More than 4,500 years ago, at least 90 huge stone monoliths lined an impressive “arena” that may have been used for religious rites or solstice rituals.
Now lying on their sides covered by three feet of earth, they remained undiscovered until archaeologists equipped with ground-penetrating radar probed the area around the famous stone circle on Salisbury Plain.
They are the most important find to emerge so far from the Hidden Landscapes project which is using state-of-the-art technology to map “invisible” archaeological features embedded in the Wiltshire countryside.
The stones, some measuring nearly four and a half metres, were placed along the south-eastern edge of what later became the Durrington Walls “superhenge” – a circular enclosure ringed by a ditch and bank that at nearly 1.5 kilometres across is the largest earthwork of its kind in the UK.
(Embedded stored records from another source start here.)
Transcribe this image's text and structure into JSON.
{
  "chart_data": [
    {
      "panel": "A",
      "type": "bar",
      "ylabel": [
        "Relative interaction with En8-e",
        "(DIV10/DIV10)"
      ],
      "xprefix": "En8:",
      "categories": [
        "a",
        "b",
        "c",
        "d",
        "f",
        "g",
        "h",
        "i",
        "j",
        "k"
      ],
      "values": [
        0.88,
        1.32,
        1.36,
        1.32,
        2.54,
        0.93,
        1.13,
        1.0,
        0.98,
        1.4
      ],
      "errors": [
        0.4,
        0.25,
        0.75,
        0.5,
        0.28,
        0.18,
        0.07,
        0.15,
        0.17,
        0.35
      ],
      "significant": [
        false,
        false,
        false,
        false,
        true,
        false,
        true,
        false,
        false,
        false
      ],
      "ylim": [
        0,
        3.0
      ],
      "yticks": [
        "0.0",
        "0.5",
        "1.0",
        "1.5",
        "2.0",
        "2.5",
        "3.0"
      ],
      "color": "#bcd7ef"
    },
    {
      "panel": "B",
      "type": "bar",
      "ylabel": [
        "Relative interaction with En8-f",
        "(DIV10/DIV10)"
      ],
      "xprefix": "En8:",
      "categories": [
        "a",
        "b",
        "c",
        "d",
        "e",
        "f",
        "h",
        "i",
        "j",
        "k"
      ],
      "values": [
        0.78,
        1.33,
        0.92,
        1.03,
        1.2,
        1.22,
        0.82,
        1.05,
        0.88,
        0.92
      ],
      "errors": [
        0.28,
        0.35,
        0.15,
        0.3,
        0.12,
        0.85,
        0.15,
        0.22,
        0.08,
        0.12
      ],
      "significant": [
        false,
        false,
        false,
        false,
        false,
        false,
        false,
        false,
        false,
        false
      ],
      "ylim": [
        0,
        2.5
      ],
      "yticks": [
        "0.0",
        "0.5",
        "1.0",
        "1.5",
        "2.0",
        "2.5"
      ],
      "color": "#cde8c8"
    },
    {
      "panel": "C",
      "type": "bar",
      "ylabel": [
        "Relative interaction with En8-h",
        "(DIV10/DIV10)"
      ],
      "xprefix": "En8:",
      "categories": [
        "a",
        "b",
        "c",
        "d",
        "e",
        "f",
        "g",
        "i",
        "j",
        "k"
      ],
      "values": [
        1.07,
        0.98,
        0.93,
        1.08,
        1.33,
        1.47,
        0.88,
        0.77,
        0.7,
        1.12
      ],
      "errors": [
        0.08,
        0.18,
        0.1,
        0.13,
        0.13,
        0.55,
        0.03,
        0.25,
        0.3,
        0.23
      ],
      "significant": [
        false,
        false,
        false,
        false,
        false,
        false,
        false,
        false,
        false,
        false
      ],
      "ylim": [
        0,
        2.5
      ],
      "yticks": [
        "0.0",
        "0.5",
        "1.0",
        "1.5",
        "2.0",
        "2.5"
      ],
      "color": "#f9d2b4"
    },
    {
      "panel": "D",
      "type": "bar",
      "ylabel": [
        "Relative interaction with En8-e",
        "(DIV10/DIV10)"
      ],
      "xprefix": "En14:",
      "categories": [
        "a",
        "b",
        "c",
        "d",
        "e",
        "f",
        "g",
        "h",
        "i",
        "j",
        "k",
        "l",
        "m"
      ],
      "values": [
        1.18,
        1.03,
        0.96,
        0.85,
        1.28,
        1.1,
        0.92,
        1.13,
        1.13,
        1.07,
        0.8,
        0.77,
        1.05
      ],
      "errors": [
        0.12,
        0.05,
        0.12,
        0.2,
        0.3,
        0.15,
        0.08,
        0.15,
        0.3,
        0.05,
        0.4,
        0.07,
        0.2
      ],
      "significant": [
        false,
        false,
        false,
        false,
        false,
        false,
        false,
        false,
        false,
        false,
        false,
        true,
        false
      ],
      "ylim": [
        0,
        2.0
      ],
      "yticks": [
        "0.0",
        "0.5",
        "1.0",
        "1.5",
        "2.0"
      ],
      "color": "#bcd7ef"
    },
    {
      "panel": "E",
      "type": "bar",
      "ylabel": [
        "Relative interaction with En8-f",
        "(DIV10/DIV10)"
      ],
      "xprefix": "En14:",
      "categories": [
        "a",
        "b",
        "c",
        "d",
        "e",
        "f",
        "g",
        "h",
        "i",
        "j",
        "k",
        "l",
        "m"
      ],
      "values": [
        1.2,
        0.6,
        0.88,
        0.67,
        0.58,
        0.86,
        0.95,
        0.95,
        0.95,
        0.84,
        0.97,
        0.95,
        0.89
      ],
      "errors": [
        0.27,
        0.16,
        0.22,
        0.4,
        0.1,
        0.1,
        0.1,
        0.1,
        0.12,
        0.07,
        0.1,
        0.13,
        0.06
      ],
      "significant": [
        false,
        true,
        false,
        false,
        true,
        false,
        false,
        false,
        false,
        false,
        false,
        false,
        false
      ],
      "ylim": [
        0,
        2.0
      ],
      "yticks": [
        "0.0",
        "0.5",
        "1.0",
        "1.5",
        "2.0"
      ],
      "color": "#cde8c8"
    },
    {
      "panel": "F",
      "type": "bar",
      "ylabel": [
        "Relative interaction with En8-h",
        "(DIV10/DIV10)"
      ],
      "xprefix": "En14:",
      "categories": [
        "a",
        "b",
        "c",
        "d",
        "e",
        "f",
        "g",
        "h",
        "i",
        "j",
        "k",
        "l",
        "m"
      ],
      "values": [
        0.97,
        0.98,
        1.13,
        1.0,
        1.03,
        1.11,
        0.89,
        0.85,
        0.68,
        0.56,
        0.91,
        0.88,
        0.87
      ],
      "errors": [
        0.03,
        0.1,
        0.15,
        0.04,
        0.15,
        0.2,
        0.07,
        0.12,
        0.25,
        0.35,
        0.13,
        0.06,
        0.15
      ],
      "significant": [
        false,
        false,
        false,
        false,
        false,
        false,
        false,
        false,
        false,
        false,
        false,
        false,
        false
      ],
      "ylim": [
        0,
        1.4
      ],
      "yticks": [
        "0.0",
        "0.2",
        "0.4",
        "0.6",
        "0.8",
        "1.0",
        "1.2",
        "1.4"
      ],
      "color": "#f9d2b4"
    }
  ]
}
Experts believe the stones, which may have been imbued with magical properties, were not originally part of the henge but were deliberately toppled before being incorporated into it.
Professor Vince Gaffney, from the University of Bradford, one of the archaeologists leading the project, said “we’re looking at one of the largest stone monuments in Europe and it has been under our noses for something like 4,000 years.”
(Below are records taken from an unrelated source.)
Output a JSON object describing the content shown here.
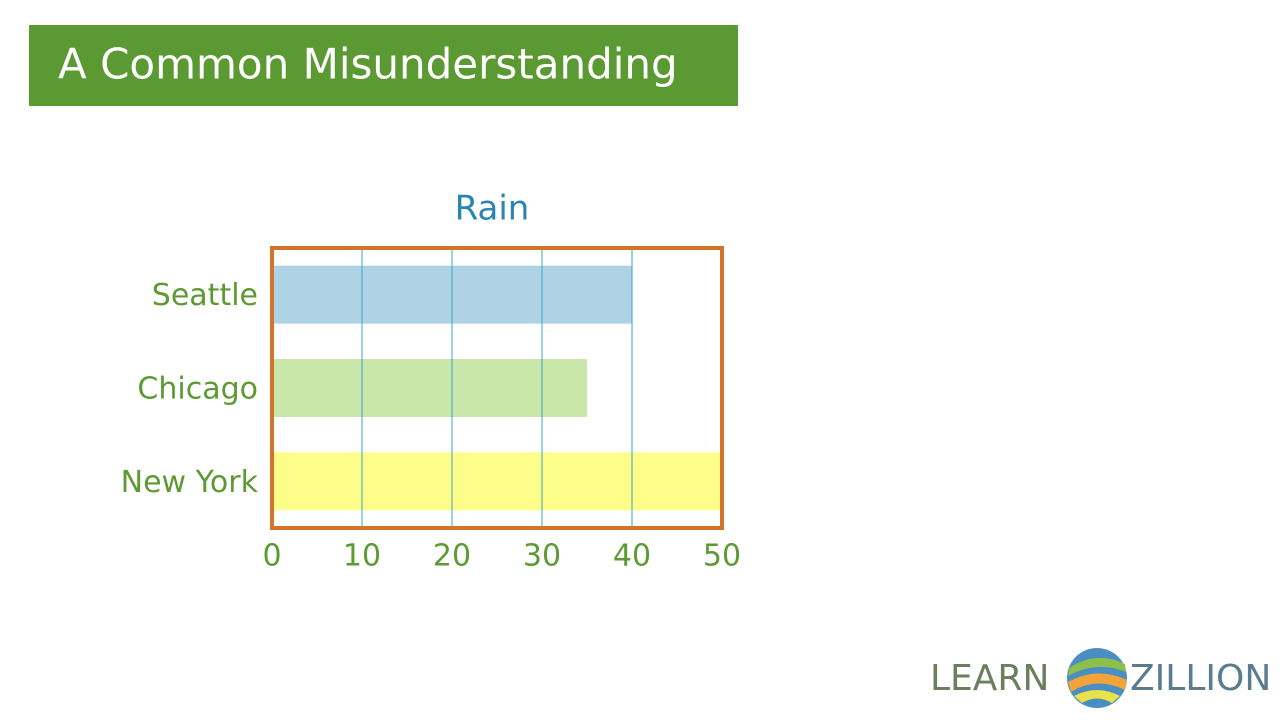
{
  "header": {
    "title": "A Common Misunderstanding"
  },
  "chart_data": {
    "type": "bar",
    "orientation": "horizontal",
    "title": "Rain",
    "categories": [
      "Seattle",
      "Chicago",
      "New York"
    ],
    "values": [
      40,
      35,
      50
    ],
    "colors": [
      "#aed3e4",
      "#c9e7a9",
      "#fdfd8a"
    ],
    "xlim": [
      0,
      50
    ],
    "xticks": [
      0,
      10,
      20,
      30,
      40,
      50
    ],
    "grid": true
  },
  "logo": {
    "left": "LEARN",
    "right": "ZILLION"
  }
}
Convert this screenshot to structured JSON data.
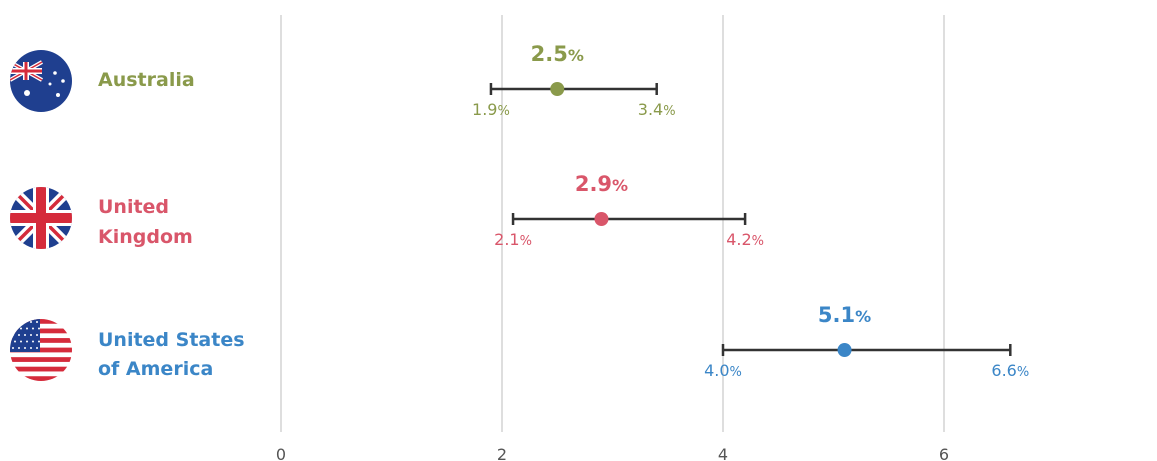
{
  "chart_data": {
    "type": "scatter",
    "x_ticks": [
      0,
      2,
      4,
      6
    ],
    "xlim": [
      0,
      7.5
    ],
    "grid": true,
    "series": [
      {
        "name": "Australia",
        "label_lines": [
          "Australia"
        ],
        "flag": "australia-flag-icon",
        "color": "#8a9a4b",
        "value": 2.5,
        "low": 1.9,
        "high": 3.4
      },
      {
        "name": "United Kingdom",
        "label_lines": [
          "United",
          "Kingdom"
        ],
        "flag": "united-kingdom-flag-icon",
        "color": "#d9566a",
        "value": 2.9,
        "low": 2.1,
        "high": 4.2
      },
      {
        "name": "United States of America",
        "label_lines": [
          "United States",
          "of America"
        ],
        "flag": "usa-flag-icon",
        "color": "#3b86c7",
        "value": 5.1,
        "low": 4.0,
        "high": 6.6
      }
    ],
    "unit": "%"
  }
}
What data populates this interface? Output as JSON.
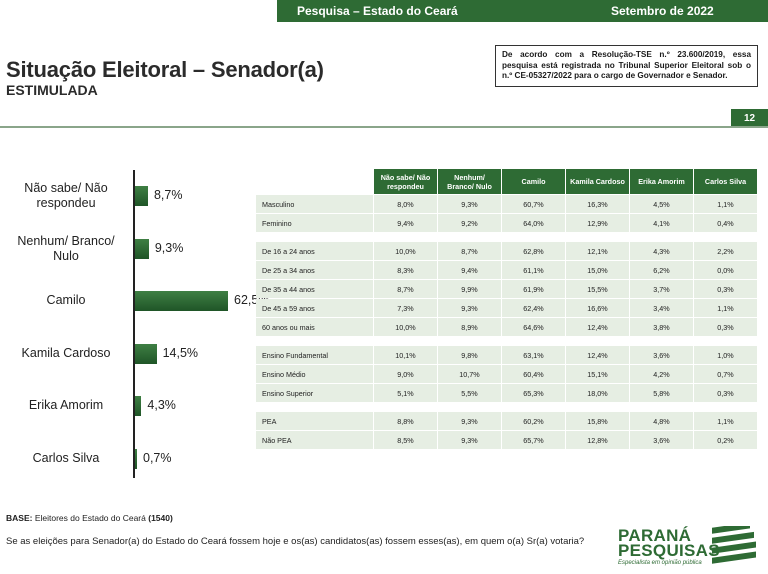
{
  "header": {
    "survey": "Pesquisa – Estado do Ceará",
    "date": "Setembro de 2022"
  },
  "title": "Situação Eleitoral – Senador(a)",
  "subtitle": "ESTIMULADA",
  "notice": "De acordo com a Resolução-TSE n.º 23.600/2019, essa pesquisa está registrada no Tribunal Superior Eleitoral sob o n.º CE-05327/2022 para o cargo de Governador e Senador.",
  "page_number": "12",
  "chart_data": [
    {
      "type": "bar",
      "orientation": "horizontal",
      "categories": [
        "Não sabe/ Não respondeu",
        "Nenhum/ Branco/ Nulo",
        "Camilo",
        "Kamila Cardoso",
        "Erika Amorim",
        "Carlos Silva"
      ],
      "values": [
        8.7,
        9.3,
        62.5,
        14.5,
        4.3,
        0.7
      ],
      "value_labels": [
        "8,7%",
        "9,3%",
        "62,5%",
        "14,5%",
        "4,3%",
        "0,7%"
      ],
      "xlim": [
        0,
        100
      ],
      "color": "#2e6b34"
    },
    {
      "type": "table",
      "columns": [
        "Não sabe/ Não respondeu",
        "Nenhum/ Branco/ Nulo",
        "Camilo",
        "Kamila Cardoso",
        "Erika Amorim",
        "Carlos Silva"
      ],
      "groups": [
        [
          {
            "label": "Masculino",
            "values": [
              "8,0%",
              "9,3%",
              "60,7%",
              "16,3%",
              "4,5%",
              "1,1%"
            ]
          },
          {
            "label": "Feminino",
            "values": [
              "9,4%",
              "9,2%",
              "64,0%",
              "12,9%",
              "4,1%",
              "0,4%"
            ]
          }
        ],
        [
          {
            "label": "De 16 a 24 anos",
            "values": [
              "10,0%",
              "8,7%",
              "62,8%",
              "12,1%",
              "4,3%",
              "2,2%"
            ]
          },
          {
            "label": "De 25 a 34 anos",
            "values": [
              "8,3%",
              "9,4%",
              "61,1%",
              "15,0%",
              "6,2%",
              "0,0%"
            ]
          },
          {
            "label": "De 35 a 44 anos",
            "values": [
              "8,7%",
              "9,9%",
              "61,9%",
              "15,5%",
              "3,7%",
              "0,3%"
            ]
          },
          {
            "label": "De 45 a 59 anos",
            "values": [
              "7,3%",
              "9,3%",
              "62,4%",
              "16,6%",
              "3,4%",
              "1,1%"
            ]
          },
          {
            "label": "60 anos ou mais",
            "values": [
              "10,0%",
              "8,9%",
              "64,6%",
              "12,4%",
              "3,8%",
              "0,3%"
            ]
          }
        ],
        [
          {
            "label": "Ensino Fundamental",
            "values": [
              "10,1%",
              "9,8%",
              "63,1%",
              "12,4%",
              "3,6%",
              "1,0%"
            ]
          },
          {
            "label": "Ensino Médio",
            "values": [
              "9,0%",
              "10,7%",
              "60,4%",
              "15,1%",
              "4,2%",
              "0,7%"
            ]
          },
          {
            "label": "Ensino Superior",
            "values": [
              "5,1%",
              "5,5%",
              "65,3%",
              "18,0%",
              "5,8%",
              "0,3%"
            ]
          }
        ],
        [
          {
            "label": "PEA",
            "values": [
              "8,8%",
              "9,3%",
              "60,2%",
              "15,8%",
              "4,8%",
              "1,1%"
            ]
          },
          {
            "label": "Não PEA",
            "values": [
              "8,5%",
              "9,3%",
              "65,7%",
              "12,8%",
              "3,6%",
              "0,2%"
            ]
          }
        ]
      ]
    }
  ],
  "footer": {
    "base_label": "BASE:",
    "base_text": "Eleitores do Estado do Ceará",
    "base_count": "(1540)",
    "question": "Se as eleições para Senador(a) do Estado do Ceará fossem hoje e os(as) candidatos(as) fossem esses(as), em quem o(a) Sr(a) votaria?"
  },
  "logo": {
    "line1": "PARANÁ",
    "line2": "PESQUISAS",
    "tagline": "Especialista em opinião pública"
  }
}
“It’s truly remarkable,” he said.
“We don’t think there’s anything quite like this anywhere else in the world. This is completely new and the scale is extraordinary.
“We presume it to be a ritual arena of some sort. These things are theatrical. They’re designed to impress and impose; to give the idea of authority to the living and the dead.
“It really does create a massive impression and was clearly important enough to have been drawn into the developing landscape.”
Ninety stones have been discovered so far and there may be more. What kind of material they are made of is unknown but they could be similar to the giant sandstone “sarsens” of Stonehenge.
Prof Gaffney believes the stones may have been planted by the same people who built Stonehenge, but is sceptical about a direct link between the two monuments.
They were placed along a steep slope, or scarp, cut into a natural dry valley to form a C-shaped feature.
Precisely why the stones were put there remains a mystery. Part of Durrington Walls is aligned with the rising sun on the winter solstice, the shortest day of the year, which may be significant.
The archaeologists believe that at some stage the stones were pushed over and incorporated into the emerging henge.
This was not an act of vandalism but a deliberate attempt to preserve whatever it was about the stones that seemed so important.
“There was a transformation in the landscape that we do not understand,” Prof Gaffney said.
“The stones had significance. These are special places. Societies are mobilised, as with the great cathedrals, to create these things.”